O cuidado médico aos doentes é um ato essencialmente humano com uma dimensão ética. Um buscador da deontologia médica, P. Peiro, nos diz: ”: Não podemos viver sem uma regra moral à qual estejam submetidas nossas ações“.

O médico em atendimento deverá tomar decisões que podem chegar a influir na liberdade ou na vida humana. Deverá resolver problemas que não dependem somente de seus conhecimentos científicos, mas de suas crenças e de suas convicções humanistas A consciência de nossos próprios limites, o respeito pela dignidade humana, a capacidade de colocar-se no lugar do paciente, por exemplo, vai influir de forma evidente no cuidado médico. Assim, sensibilizado para os aspectos humanos da doença, o médico pode compreender que está em presença de um ser completo que sofre e que tem necessidade da ciência.

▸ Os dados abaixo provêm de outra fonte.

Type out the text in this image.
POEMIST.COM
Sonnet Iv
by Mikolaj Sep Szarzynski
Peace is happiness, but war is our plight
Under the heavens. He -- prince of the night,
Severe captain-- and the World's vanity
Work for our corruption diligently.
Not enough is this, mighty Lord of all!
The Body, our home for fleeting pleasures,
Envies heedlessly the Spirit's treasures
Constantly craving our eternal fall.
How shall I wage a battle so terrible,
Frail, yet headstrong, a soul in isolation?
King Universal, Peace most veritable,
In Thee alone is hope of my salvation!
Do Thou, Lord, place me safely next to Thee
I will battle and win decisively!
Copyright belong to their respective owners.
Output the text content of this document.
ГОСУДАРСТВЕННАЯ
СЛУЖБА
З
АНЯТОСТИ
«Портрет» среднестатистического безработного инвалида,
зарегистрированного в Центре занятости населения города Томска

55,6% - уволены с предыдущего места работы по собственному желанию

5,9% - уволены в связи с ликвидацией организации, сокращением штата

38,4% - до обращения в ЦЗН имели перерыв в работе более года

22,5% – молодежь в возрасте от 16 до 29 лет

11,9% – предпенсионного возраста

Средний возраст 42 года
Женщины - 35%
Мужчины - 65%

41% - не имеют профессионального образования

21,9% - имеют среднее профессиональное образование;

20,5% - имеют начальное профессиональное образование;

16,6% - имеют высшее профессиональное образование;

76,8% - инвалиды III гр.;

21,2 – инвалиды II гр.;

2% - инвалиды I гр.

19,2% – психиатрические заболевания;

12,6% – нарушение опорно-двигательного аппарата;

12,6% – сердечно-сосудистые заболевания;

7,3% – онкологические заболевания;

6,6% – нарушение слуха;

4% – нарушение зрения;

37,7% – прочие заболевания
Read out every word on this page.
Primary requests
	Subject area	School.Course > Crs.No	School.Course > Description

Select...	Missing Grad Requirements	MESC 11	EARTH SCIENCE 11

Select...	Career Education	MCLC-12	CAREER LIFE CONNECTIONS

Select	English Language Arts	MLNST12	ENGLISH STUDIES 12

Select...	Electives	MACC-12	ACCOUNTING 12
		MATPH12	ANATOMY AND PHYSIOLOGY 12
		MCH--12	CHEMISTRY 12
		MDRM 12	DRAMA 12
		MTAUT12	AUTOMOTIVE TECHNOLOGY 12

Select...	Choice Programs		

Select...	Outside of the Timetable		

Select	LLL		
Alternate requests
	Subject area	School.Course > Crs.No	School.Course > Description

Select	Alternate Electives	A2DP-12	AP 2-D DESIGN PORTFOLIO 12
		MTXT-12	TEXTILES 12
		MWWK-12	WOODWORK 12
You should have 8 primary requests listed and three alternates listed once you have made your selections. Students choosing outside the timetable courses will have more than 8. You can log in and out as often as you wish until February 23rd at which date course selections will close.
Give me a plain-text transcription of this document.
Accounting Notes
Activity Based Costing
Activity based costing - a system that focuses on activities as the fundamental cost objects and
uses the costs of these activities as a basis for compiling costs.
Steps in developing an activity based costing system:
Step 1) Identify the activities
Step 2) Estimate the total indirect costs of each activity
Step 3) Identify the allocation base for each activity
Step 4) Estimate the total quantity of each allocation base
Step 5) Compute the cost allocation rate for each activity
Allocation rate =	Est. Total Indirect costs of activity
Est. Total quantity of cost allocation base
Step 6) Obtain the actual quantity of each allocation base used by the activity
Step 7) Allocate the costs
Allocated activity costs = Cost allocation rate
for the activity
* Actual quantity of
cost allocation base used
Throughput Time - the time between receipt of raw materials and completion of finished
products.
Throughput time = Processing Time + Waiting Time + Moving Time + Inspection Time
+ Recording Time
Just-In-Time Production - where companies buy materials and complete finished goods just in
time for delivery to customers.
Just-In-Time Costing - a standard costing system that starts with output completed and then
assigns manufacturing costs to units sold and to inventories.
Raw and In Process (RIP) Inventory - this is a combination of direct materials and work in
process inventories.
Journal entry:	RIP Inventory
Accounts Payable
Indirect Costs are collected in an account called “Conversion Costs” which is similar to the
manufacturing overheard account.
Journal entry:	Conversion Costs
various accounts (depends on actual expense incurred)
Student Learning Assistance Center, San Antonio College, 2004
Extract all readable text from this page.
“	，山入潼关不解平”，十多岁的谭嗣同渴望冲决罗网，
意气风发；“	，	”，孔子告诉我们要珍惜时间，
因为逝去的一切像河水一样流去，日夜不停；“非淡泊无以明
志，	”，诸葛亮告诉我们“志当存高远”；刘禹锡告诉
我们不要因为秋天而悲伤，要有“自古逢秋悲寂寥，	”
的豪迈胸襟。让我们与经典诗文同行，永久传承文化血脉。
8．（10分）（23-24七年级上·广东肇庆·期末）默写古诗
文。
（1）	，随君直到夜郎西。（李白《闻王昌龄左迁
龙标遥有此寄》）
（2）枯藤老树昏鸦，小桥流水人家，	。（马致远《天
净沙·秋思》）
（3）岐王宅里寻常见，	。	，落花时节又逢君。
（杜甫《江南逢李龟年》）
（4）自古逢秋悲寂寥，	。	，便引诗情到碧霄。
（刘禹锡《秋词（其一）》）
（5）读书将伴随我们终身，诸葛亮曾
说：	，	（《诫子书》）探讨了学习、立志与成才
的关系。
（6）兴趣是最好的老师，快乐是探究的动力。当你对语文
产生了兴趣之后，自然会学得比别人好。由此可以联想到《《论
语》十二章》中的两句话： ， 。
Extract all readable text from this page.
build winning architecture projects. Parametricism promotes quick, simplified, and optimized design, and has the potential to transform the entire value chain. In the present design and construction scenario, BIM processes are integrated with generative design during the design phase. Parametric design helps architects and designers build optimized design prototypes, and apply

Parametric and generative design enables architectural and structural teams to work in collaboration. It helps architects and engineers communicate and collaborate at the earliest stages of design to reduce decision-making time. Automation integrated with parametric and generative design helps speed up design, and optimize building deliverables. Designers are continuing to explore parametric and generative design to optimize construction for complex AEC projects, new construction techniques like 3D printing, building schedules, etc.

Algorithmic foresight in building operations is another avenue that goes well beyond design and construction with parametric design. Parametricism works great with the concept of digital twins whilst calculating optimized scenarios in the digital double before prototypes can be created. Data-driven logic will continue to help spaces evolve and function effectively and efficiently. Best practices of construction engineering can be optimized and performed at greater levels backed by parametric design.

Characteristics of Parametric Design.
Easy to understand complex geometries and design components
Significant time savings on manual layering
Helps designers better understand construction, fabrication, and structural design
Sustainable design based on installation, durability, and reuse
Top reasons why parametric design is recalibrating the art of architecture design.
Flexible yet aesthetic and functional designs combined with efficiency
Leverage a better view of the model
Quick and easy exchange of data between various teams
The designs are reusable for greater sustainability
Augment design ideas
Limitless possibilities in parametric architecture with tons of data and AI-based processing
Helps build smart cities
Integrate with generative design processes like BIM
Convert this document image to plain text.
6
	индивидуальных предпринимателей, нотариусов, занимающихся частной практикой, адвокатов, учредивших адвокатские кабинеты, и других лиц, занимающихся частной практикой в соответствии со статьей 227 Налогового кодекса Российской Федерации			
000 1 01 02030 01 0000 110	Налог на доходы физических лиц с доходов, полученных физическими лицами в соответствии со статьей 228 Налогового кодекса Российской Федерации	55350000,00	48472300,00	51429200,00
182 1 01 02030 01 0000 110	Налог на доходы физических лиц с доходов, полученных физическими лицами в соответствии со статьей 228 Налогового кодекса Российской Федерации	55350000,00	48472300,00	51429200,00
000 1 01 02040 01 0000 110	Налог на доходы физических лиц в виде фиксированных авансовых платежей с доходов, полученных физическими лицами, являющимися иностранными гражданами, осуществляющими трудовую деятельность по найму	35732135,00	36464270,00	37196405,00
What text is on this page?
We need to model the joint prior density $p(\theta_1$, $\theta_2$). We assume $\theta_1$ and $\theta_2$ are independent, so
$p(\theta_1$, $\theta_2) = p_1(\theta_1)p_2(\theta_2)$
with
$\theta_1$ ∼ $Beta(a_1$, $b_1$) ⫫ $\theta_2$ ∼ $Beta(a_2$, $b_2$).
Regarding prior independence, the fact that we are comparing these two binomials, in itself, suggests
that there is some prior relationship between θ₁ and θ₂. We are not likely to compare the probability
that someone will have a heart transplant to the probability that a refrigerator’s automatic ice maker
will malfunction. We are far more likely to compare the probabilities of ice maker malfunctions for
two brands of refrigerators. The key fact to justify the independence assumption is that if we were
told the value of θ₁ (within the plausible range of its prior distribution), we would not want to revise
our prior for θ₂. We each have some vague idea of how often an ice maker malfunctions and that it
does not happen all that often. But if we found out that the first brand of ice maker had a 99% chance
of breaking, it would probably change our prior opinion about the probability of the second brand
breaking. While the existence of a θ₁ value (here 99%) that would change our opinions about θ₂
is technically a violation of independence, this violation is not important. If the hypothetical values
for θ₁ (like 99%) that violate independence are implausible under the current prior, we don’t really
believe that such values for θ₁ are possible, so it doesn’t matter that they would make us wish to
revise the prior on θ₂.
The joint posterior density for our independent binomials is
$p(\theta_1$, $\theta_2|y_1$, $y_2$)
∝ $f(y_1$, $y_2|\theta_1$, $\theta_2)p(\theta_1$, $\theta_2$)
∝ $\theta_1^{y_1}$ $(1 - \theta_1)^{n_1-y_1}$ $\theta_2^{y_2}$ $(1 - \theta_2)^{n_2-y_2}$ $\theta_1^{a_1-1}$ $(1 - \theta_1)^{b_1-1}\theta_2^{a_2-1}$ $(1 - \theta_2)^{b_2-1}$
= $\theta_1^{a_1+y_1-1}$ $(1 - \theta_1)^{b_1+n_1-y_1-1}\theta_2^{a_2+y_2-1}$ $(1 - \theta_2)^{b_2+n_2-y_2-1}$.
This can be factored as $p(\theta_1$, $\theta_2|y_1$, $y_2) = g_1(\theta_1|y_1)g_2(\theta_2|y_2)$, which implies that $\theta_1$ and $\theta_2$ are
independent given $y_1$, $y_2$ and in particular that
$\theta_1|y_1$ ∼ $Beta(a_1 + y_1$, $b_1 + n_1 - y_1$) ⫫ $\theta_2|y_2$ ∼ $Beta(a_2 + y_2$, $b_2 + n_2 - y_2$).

Existe uma ética geral e uma ética específica da medicina cujas origens se confundem. A história da ética médica é a história dos ideais professionais e dos valores associados que influenciam na função do médico. Estes ideais éticos foram desenvolvidos e codificados em cada época pelos mais renomados médicos e constituíram as normas que eram seguidas aos praticantes.  Desde a aurora da Humanidade, houve uma relação estrita entre religião e medicina. Não é surpreendente que a ética religiosa tenha um lugar particular na deontologia médica. Da mesma forma, em outras épocas, os médicos descobriram a aplicação médica e social dos ideais ensinados por filósofos e pensadores: os pitagóricos, os estoicos e outros. A deontologia variou em função das épocas históricos e as situações sociais da Humanidade. Ante as flutuações, o homem tratou de estabelecer uma deontologia permanente.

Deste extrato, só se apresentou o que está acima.